Vamos pensar um pouco. Jesus acabara de recrutar seus primeiros discípulos. Dois deles haviam sido discípulos de João Batista. Isto é, até então, seguiram um homem que não tinha casa (possivelmente, morava numa caverna), que não se vestia como a maioria e que mantinha uma dieta peculiar. Agora, entretanto, eram seguidores de um homem que tinha uma casa (João 1.38,39), não seguia nenhuma dieta e se vestia como qualquer outro judeu (tanto que a mulher samaritana o reconhece como judeu – João 4). Para complicar ainda mais a situação, a primeira atitude de Jesus na condução daqueles homens é leva-los a uma festa. Ora, todos esperavam que Ele agisse diferente. Afinal de contas, Ele era o messias prometido. Contudo, ao invés de ir pregar, como fazia João, ou reunir um exército, de acordo com a expectativa de muitos, Jesus os convida para ir a uma festa na Galileia. Provavelmente, isso contribuiu para que os discípulos questionassem: será que Ele é mesmo o messias? O próprio João Batista, em dado momento, chega a ter dúvidas (Mt 11.2,3). Não é à toa que o texto mostra que, antes do milagre, faltava-lhes fé (Jo 2.11).
Percebendo que seus discípulos enxergavam a partir de uma concepção limitada de seu ministério, Jesus realiza um milagre, a fim de elevar a fé deles a uma nova dimensão.
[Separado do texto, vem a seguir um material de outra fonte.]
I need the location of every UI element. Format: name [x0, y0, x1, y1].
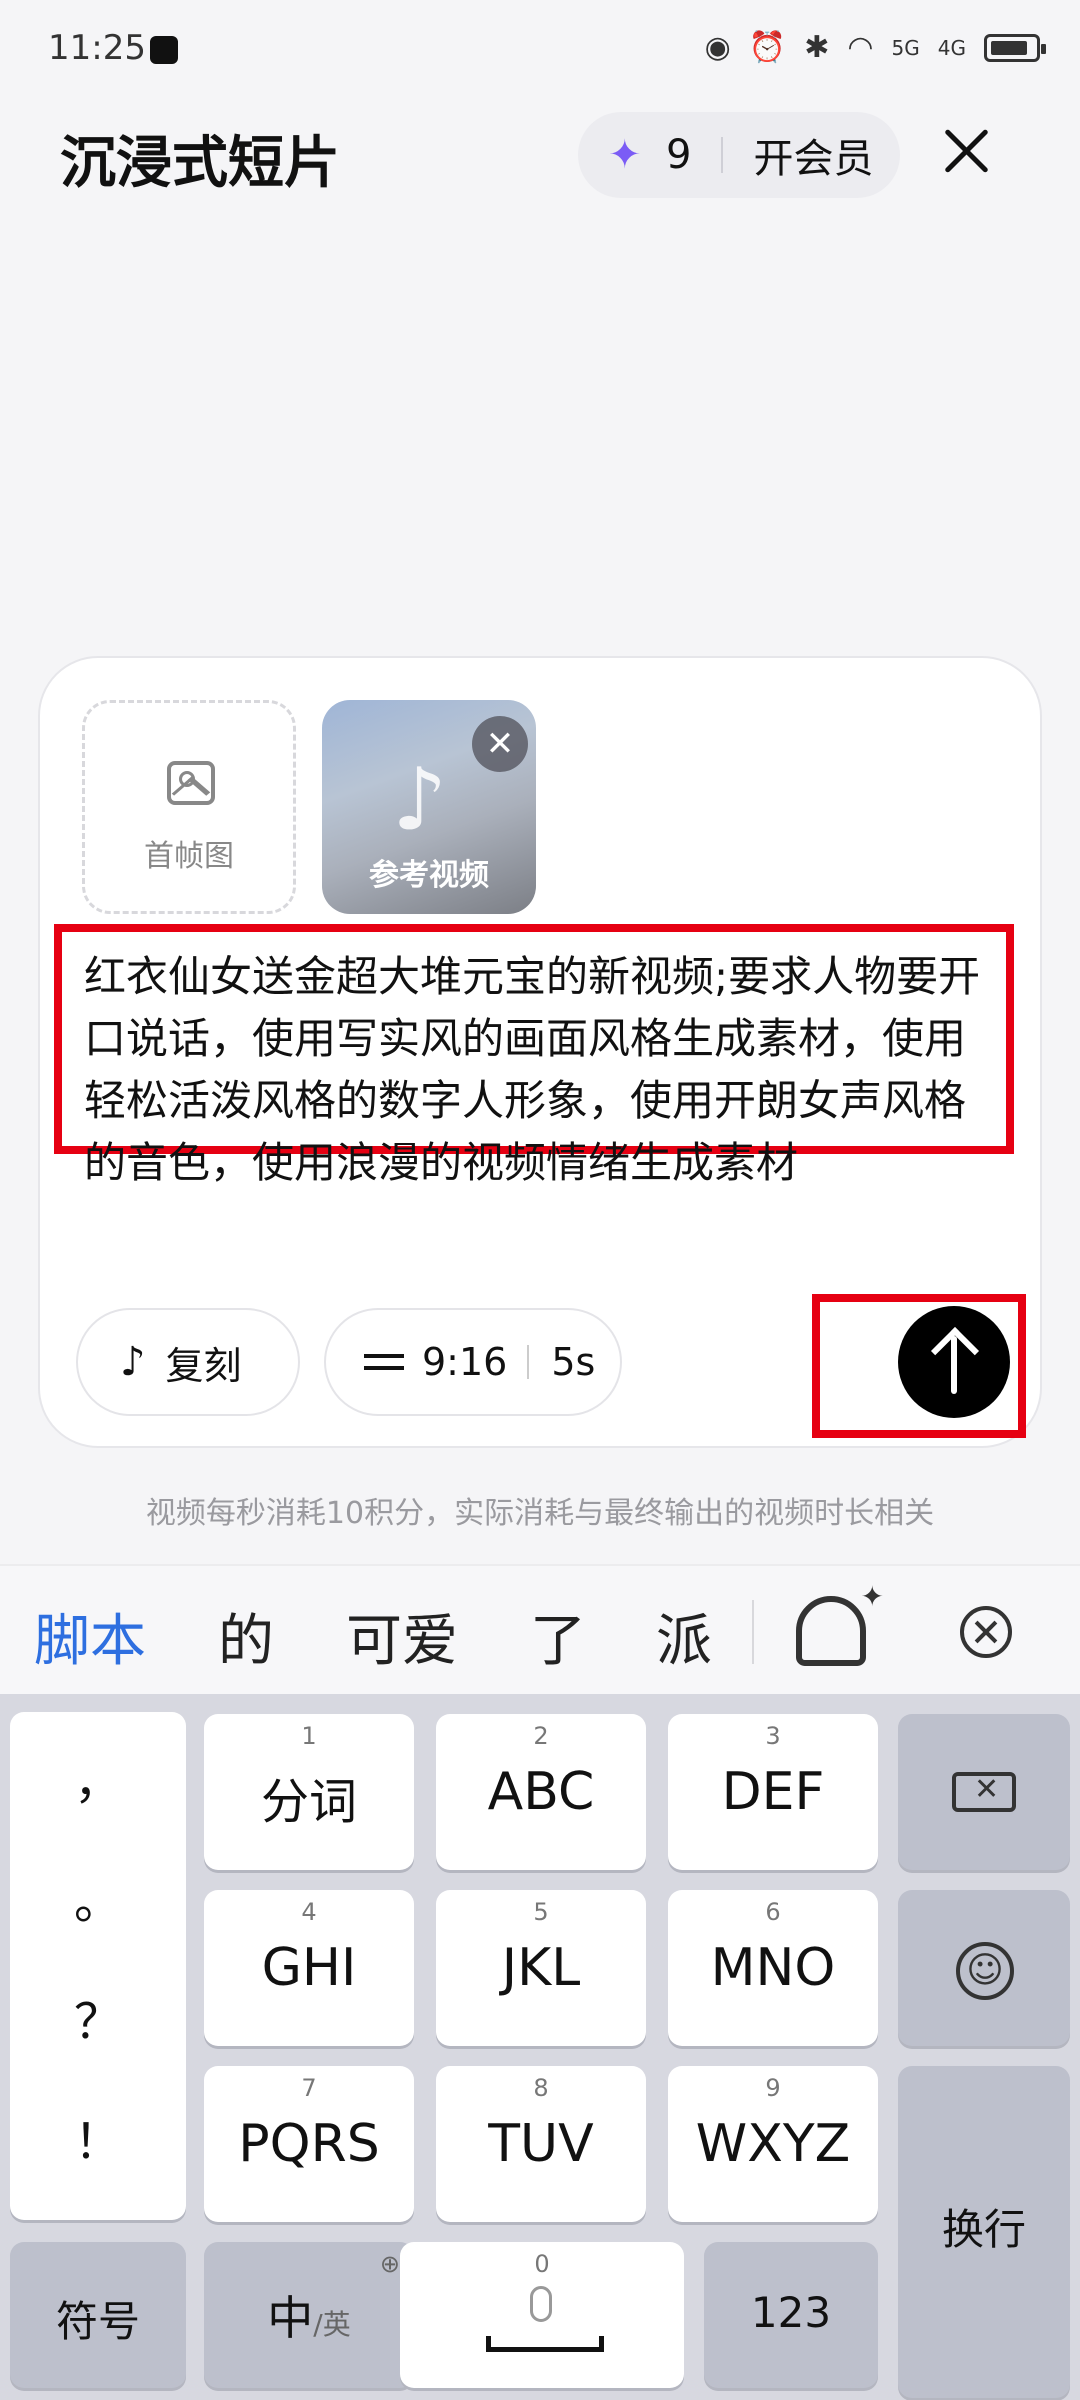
open-vip-button[interactable]: 开会员	[753, 126, 873, 184]
chip-divider	[527, 1345, 530, 1379]
prompt-textarea[interactable]: 红衣仙女送金超大堆元宝的新视频;要求人物要开口说话，使用写实风的画面风格生成素材…	[54, 924, 1014, 1187]
symbols-key[interactable]: 符号	[10, 2242, 186, 2388]
numbers-key[interactable]: 123	[704, 2242, 878, 2388]
key-1[interactable]: 1 分词	[204, 1714, 414, 1870]
key-5[interactable]: 5 JKL	[436, 1890, 646, 2046]
ai-assistant-icon[interactable]	[796, 1580, 884, 1666]
battery-icon	[984, 33, 1046, 62]
first-frame-upload-button[interactable]: 首帧图	[82, 700, 296, 914]
status-icons: ◉ ⏰ ✱ ◠ 5G 4G	[704, 30, 1046, 65]
punct-key[interactable]: ！	[10, 2102, 186, 2172]
language-switch-key[interactable]: ⊕ 中/英	[204, 2242, 414, 2388]
punct-key[interactable]: ？	[10, 1982, 186, 2052]
close-icon[interactable]	[936, 120, 996, 180]
send-button[interactable]	[898, 1306, 1010, 1418]
suggestion-item[interactable]: 可爱	[346, 1596, 458, 1677]
copy-remix-button[interactable]: ♪ 复刻	[76, 1308, 300, 1416]
key-8[interactable]: 8 TUV	[436, 2066, 646, 2222]
space-bar-icon	[486, 2336, 604, 2352]
alarm-icon: ⏰	[748, 30, 787, 65]
dismiss-suggestions-icon[interactable]	[960, 1606, 1012, 1658]
image-icon	[167, 761, 215, 805]
key-3[interactable]: 3 DEF	[668, 1714, 878, 1870]
globe-icon: ⊕	[379, 2250, 400, 2278]
tiktok-icon: ♪	[392, 750, 447, 850]
backspace-key[interactable]	[898, 1714, 1070, 1870]
status-time: 11:25	[48, 28, 146, 68]
suggestion-item[interactable]: 了	[530, 1596, 586, 1677]
suggestion-item[interactable]: 的	[218, 1596, 274, 1677]
enter-key[interactable]: 换行	[898, 2066, 1070, 2398]
suggestion-divider	[752, 1600, 754, 1664]
key-4[interactable]: 4 GHI	[204, 1890, 414, 2046]
key-6[interactable]: 6 MNO	[668, 1890, 878, 2046]
reference-video-label: 参考视频	[369, 858, 489, 893]
keyboard: ， 。 ？ ！ 1 分词 2 ABC 3 DEF 4 GHI 5 JKL 6 M…	[0, 1694, 1080, 2400]
emoji-key[interactable]: ☺	[898, 1890, 1070, 2046]
aspect-ratio-label: 9:16	[422, 1340, 508, 1384]
remove-reference-icon[interactable]: ✕	[472, 716, 528, 772]
app-notification-icon	[150, 36, 178, 64]
sliders-icon	[364, 1348, 404, 1376]
eye-icon: ◉	[704, 30, 731, 65]
suggestion-item[interactable]: 脚本	[34, 1596, 146, 1677]
arrow-up-icon	[931, 1330, 977, 1394]
key-2[interactable]: 2 ABC	[436, 1714, 646, 1870]
signal-5g-icon: 5G	[891, 35, 920, 60]
credit-count: 9	[666, 132, 692, 178]
key-7[interactable]: 7 PQRS	[204, 2066, 414, 2222]
key-9[interactable]: 9 WXYZ	[668, 2066, 878, 2222]
composer-card: 首帧图 ♪ 参考视频 ✕ 红衣仙女送金超大堆元宝的新视频;要求人物要开口说话，使…	[38, 656, 1042, 1448]
sparkle-star-icon: ✦	[608, 132, 642, 178]
video-settings-button[interactable]: 9:16 5s	[324, 1308, 622, 1416]
punct-key[interactable]: 。	[10, 1862, 186, 1932]
credit-hint-text: 视频每秒消耗10积分，实际消耗与最终输出的视频时长相关	[145, 1496, 935, 1531]
status-bar: 11:25 ◉ ⏰ ✱ ◠ 5G 4G	[0, 0, 1080, 100]
header: 沉浸式短片 ✦ 9 开会员	[0, 100, 1080, 210]
punct-key[interactable]: ，	[10, 1742, 186, 1812]
pill-divider	[721, 137, 724, 173]
suggestion-item[interactable]: 派	[656, 1596, 712, 1677]
first-frame-label: 首帧图	[144, 839, 234, 874]
ime-suggestion-bar: 脚本 的 可爱 了 派	[0, 1564, 1080, 1694]
space-key[interactable]: 0	[400, 2242, 684, 2388]
punctuation-column[interactable]: ， 。 ？ ！	[10, 1712, 186, 2220]
emoji-icon: ☺	[956, 1942, 1014, 2000]
tiktok-icon: ♪	[120, 1339, 146, 1385]
bluetooth-icon: ✱	[804, 30, 830, 65]
page-title: 沉浸式短片	[60, 131, 340, 196]
credits-vip-pill[interactable]: ✦ 9 开会员	[578, 112, 900, 198]
wifi-icon: ◠	[847, 30, 874, 65]
signal-4g-icon: 4G	[937, 35, 966, 60]
microphone-icon	[530, 2286, 552, 2322]
duration-label: 5s	[551, 1340, 596, 1384]
backspace-icon	[952, 1772, 1016, 1812]
copy-remix-label: 复刻	[165, 1343, 242, 1388]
O Filho de Deus não baseou suas atitudes naquilo que as pessoas queriam. Maria queria repor o vinho, os discípulos esperavam um comportamento ascético, mas o que todos precisavam era de fé. Sabendo disso, Ele transformou a água em vinho; não por causa do casamento, dos convidados, da festa e, nem mesmo, para atender ao pedido de Sua mãe. Ele o fez para que os discípulos cressem nele, não apenas como um guerreiro, não somente como humano, mas como o Filho de Deus.
À luz dessa interpretação, fica uma mensagem evidente: Jesus tem que ser o centro sempre! Só Ele sabe o que realmente precisamos. Temos de seguir a orientação de Maria e “fazer tudo quanto Ele disser”. Mesmo que falte vinho, ainda que nossos desejos e expectativas não se tornem realidade... o que Jesus tem para nós é sempre melhor! Não podemos focar os milagres. O próprio Cristo não fez. Ele transformou a água em vinho por causa das pessoas. Não houve cerimonial, nem rito, nem uma performance teatral. Simplesmente, ele disse que enchessem as talhas.
Jesus não gostava do show que vemos hoje em dia. Para um milagre acontecer, é necessário todo um aparato simbólico e ritual. Tem dia marcado e tudo. Será que isso está acordo com a Bíblia? Acho que não. Mesmo assim, o povo continua sendo arrastado por esse tipo de manifestação fenomênica. Como diz a Escritura: “o meu povo foi destruído, porque lhe faltou o conhecimento” (Os 4.6). Que pena...

Pr. Cremilson Meirelles


BIBLIOGRAFIA

CHAMPLIM, Russel Norman, 1933- O Novo Testamento Interpretado: versículo por versículo: volume 2: Lucas, João. São Paulo: Hagnos, 2002.

DE VAUX, Roland. Instituições de Israel no Antigo Testamento. São Paulo: Vida Nova, 2004. 

YANCEY, Philip; BRAND, Paul. A imagem e semelhança de deus. uma analogia entre o corpo humano e o corpo de Cristo. São Paulo: Editora Vida, 2003.